Sunkist Elementary School
A Colorful, Connected Campus for Optimized Learning
The design for Sunkist Elementary School draws inspiration from its agricultural heritage and visual and performance curriculum to create a haven for its students and community. Two new buildings, along with a sensitive modernization of three existing structures, ensure equity in the educational experience. Simple wellness goals are integrated into 100% of the educational spaces, including access to daylight and meaningful views, access to dedicated collaboration spaces, and integration of active design principles to encourage movement and activity.
In a series of charrettes and visioning sessions, district leaders, faculty, staff, students and community stakeholders identified three key values to support contemporary learning and future flexibility: innovation, diversity and collaboration. The new courtyard supports the school’s VAPA curriculum by combining indoor and outdoor spaces for collaboration, gathering, and performance for the entire school. It includes an amphitheater, lunch shelter and outdoor performance stage. Upper walkways and exterior stair landings ringing the courtyard double as gallery space for students.
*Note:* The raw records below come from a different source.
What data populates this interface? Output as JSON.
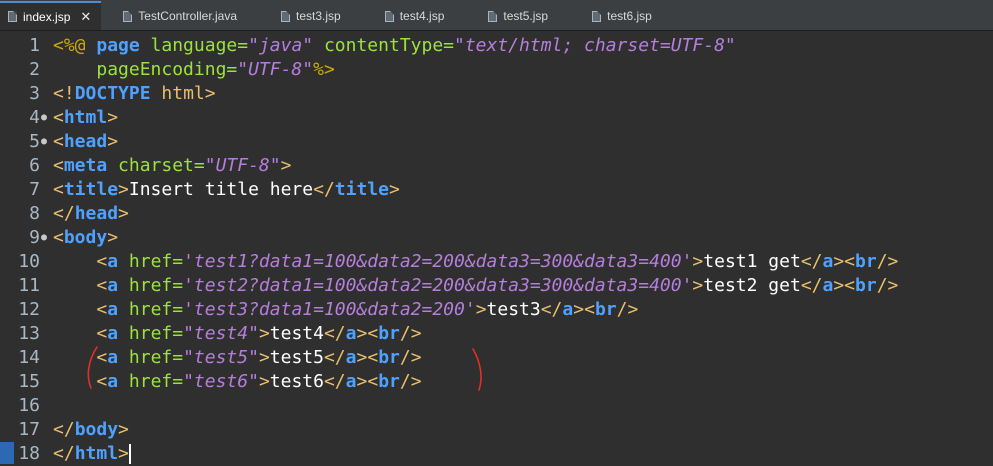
{
  "tabs": [
    {
      "label": "index.jsp",
      "active": true,
      "closable": true
    },
    {
      "label": "TestController.java",
      "active": false
    },
    {
      "label": "test3.jsp",
      "active": false
    },
    {
      "label": "test4.jsp",
      "active": false
    },
    {
      "label": "test5.jsp",
      "active": false
    },
    {
      "label": "test6.jsp",
      "active": false
    }
  ],
  "close_glyph": "✕",
  "fold_glyph": "⊖",
  "lines": [
    {
      "n": "1",
      "fold": false,
      "tokens": [
        [
          "dir",
          "<%@ "
        ],
        [
          "tn",
          "page "
        ],
        [
          "at",
          "language="
        ],
        [
          "av",
          "\"java\" "
        ],
        [
          "at",
          "contentType="
        ],
        [
          "av",
          "\"text/html; charset=UTF-8\""
        ]
      ]
    },
    {
      "n": "2",
      "fold": false,
      "tokens": [
        [
          "t",
          "    "
        ],
        [
          "at",
          "pageEncoding="
        ],
        [
          "av",
          "\"UTF-8\""
        ],
        [
          "dir",
          "%>"
        ]
      ]
    },
    {
      "n": "3",
      "fold": false,
      "tokens": [
        [
          "tg",
          "<!"
        ],
        [
          "tn",
          "DOCTYPE "
        ],
        [
          "tg",
          "html"
        ],
        [
          "tg",
          ">"
        ]
      ]
    },
    {
      "n": "4",
      "fold": true,
      "tokens": [
        [
          "tg",
          "<"
        ],
        [
          "tn",
          "html"
        ],
        [
          "tg",
          ">"
        ]
      ]
    },
    {
      "n": "5",
      "fold": true,
      "tokens": [
        [
          "tg",
          "<"
        ],
        [
          "tn",
          "head"
        ],
        [
          "tg",
          ">"
        ]
      ]
    },
    {
      "n": "6",
      "fold": false,
      "tokens": [
        [
          "tg",
          "<"
        ],
        [
          "tn",
          "meta "
        ],
        [
          "at",
          "charset="
        ],
        [
          "av",
          "\"UTF-8\""
        ],
        [
          "tg",
          ">"
        ]
      ]
    },
    {
      "n": "7",
      "fold": false,
      "tokens": [
        [
          "tg",
          "<"
        ],
        [
          "tn",
          "title"
        ],
        [
          "tg",
          ">"
        ],
        [
          "t",
          "Insert title here"
        ],
        [
          "tg",
          "</"
        ],
        [
          "tn",
          "title"
        ],
        [
          "tg",
          ">"
        ]
      ]
    },
    {
      "n": "8",
      "fold": false,
      "tokens": [
        [
          "tg",
          "</"
        ],
        [
          "tn",
          "head"
        ],
        [
          "tg",
          ">"
        ]
      ]
    },
    {
      "n": "9",
      "fold": true,
      "tokens": [
        [
          "tg",
          "<"
        ],
        [
          "tn",
          "body"
        ],
        [
          "tg",
          ">"
        ]
      ]
    },
    {
      "n": "10",
      "fold": false,
      "tokens": [
        [
          "t",
          "    "
        ],
        [
          "tg",
          "<"
        ],
        [
          "tn",
          "a "
        ],
        [
          "at",
          "href="
        ],
        [
          "av",
          "'test1?data1=100&data2=200&data3=300&data3=400'"
        ],
        [
          "tg",
          ">"
        ],
        [
          "t",
          "test1 get"
        ],
        [
          "tg",
          "</"
        ],
        [
          "tn",
          "a"
        ],
        [
          "tg",
          "><"
        ],
        [
          "tn",
          "br"
        ],
        [
          "tg",
          "/>"
        ]
      ]
    },
    {
      "n": "11",
      "fold": false,
      "tokens": [
        [
          "t",
          "    "
        ],
        [
          "tg",
          "<"
        ],
        [
          "tn",
          "a "
        ],
        [
          "at",
          "href="
        ],
        [
          "av",
          "'test2?data1=100&data2=200&data3=300&data3=400'"
        ],
        [
          "tg",
          ">"
        ],
        [
          "t",
          "test2 get"
        ],
        [
          "tg",
          "</"
        ],
        [
          "tn",
          "a"
        ],
        [
          "tg",
          "><"
        ],
        [
          "tn",
          "br"
        ],
        [
          "tg",
          "/>"
        ]
      ]
    },
    {
      "n": "12",
      "fold": false,
      "tokens": [
        [
          "t",
          "    "
        ],
        [
          "tg",
          "<"
        ],
        [
          "tn",
          "a "
        ],
        [
          "at",
          "href="
        ],
        [
          "av",
          "'test3?data1=100&data2=200'"
        ],
        [
          "tg",
          ">"
        ],
        [
          "t",
          "test3"
        ],
        [
          "tg",
          "</"
        ],
        [
          "tn",
          "a"
        ],
        [
          "tg",
          "><"
        ],
        [
          "tn",
          "br"
        ],
        [
          "tg",
          "/>"
        ]
      ]
    },
    {
      "n": "13",
      "fold": false,
      "tokens": [
        [
          "t",
          "    "
        ],
        [
          "tg",
          "<"
        ],
        [
          "tn",
          "a "
        ],
        [
          "at",
          "href="
        ],
        [
          "av",
          "\"test4\""
        ],
        [
          "tg",
          ">"
        ],
        [
          "t",
          "test4"
        ],
        [
          "tg",
          "</"
        ],
        [
          "tn",
          "a"
        ],
        [
          "tg",
          "><"
        ],
        [
          "tn",
          "br"
        ],
        [
          "tg",
          "/>"
        ]
      ]
    },
    {
      "n": "14",
      "fold": false,
      "tokens": [
        [
          "t",
          "    "
        ],
        [
          "tg",
          "<"
        ],
        [
          "tn",
          "a "
        ],
        [
          "at",
          "href="
        ],
        [
          "av",
          "\"test5\""
        ],
        [
          "tg",
          ">"
        ],
        [
          "t",
          "test5"
        ],
        [
          "tg",
          "</"
        ],
        [
          "tn",
          "a"
        ],
        [
          "tg",
          "><"
        ],
        [
          "tn",
          "br"
        ],
        [
          "tg",
          "/>"
        ]
      ]
    },
    {
      "n": "15",
      "fold": false,
      "tokens": [
        [
          "t",
          "    "
        ],
        [
          "tg",
          "<"
        ],
        [
          "tn",
          "a "
        ],
        [
          "at",
          "href="
        ],
        [
          "av",
          "\"test6\""
        ],
        [
          "tg",
          ">"
        ],
        [
          "t",
          "test6"
        ],
        [
          "tg",
          "</"
        ],
        [
          "tn",
          "a"
        ],
        [
          "tg",
          "><"
        ],
        [
          "tn",
          "br"
        ],
        [
          "tg",
          "/>"
        ]
      ]
    },
    {
      "n": "16",
      "fold": false,
      "tokens": []
    },
    {
      "n": "17",
      "fold": false,
      "tokens": [
        [
          "tg",
          "</"
        ],
        [
          "tn",
          "body"
        ],
        [
          "tg",
          ">"
        ]
      ]
    },
    {
      "n": "18",
      "fold": false,
      "current": true,
      "tokens": [
        [
          "tg",
          "</"
        ],
        [
          "tn",
          "html"
        ],
        [
          "tg",
          ">"
        ]
      ]
    }
  ],
  "colors": {
    "annotation": "#e0302a",
    "current_line_marker": "#2b6ab3"
  }
}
The landscape design was inspired by the agricultural history of the area, and includes native citrus trees, and concrete patterning reminiscent of crop rows.
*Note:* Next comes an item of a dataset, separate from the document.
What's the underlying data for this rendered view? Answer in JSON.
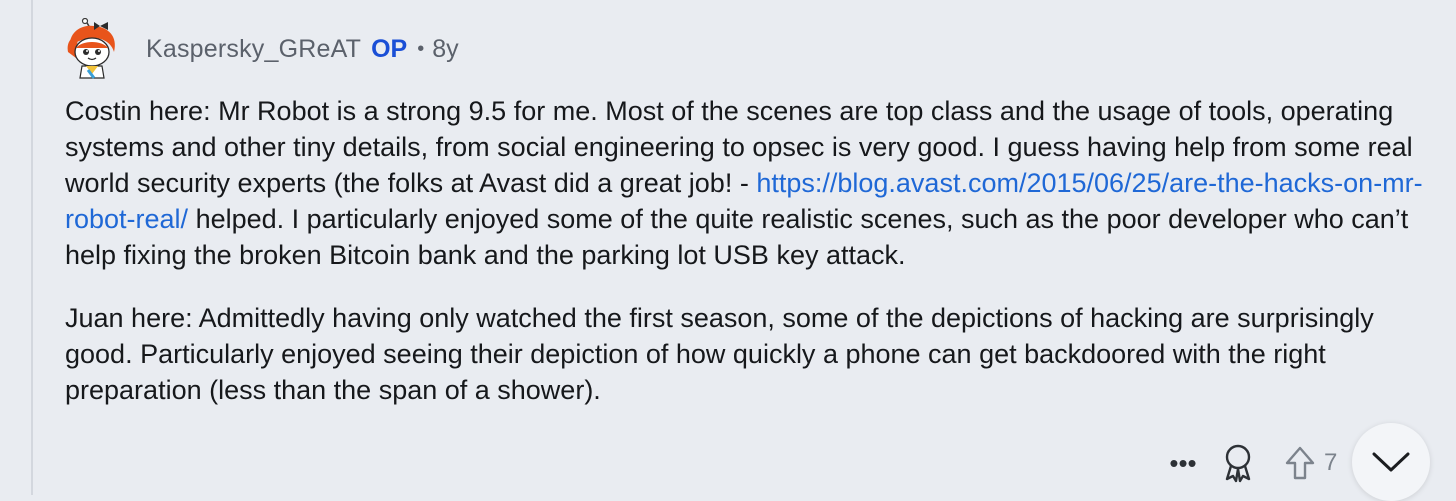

In the new design, voids were carved out of existing academic buildings to create new entries that promote visibility and provide direct circulation to the rest of campus. Thanks to a host of perimeter windows, all classrooms in both the new and renovated buildings have access to natural light and views, with walls of interior glass spreading illumination and promoting a sense of connection. All classroom wings feature varying collaborative learning spaces and informal learning opportunities, such as writeable walls along corridors. Classrooms are designed to be as flexible as possible, allowing for different teaching modalities. Technology can be easily incorporated to accommodate combinations of remote and in-person learners.
Playful and colorful elements were articulated in the design to promote easy wayfinding and to encourage physical movement, in the case of entry portals, canopies and exterior stairs. Corrugated metal, a ubiquitous material in agricultural structures, was reinvented as a playful patterned façade along the street.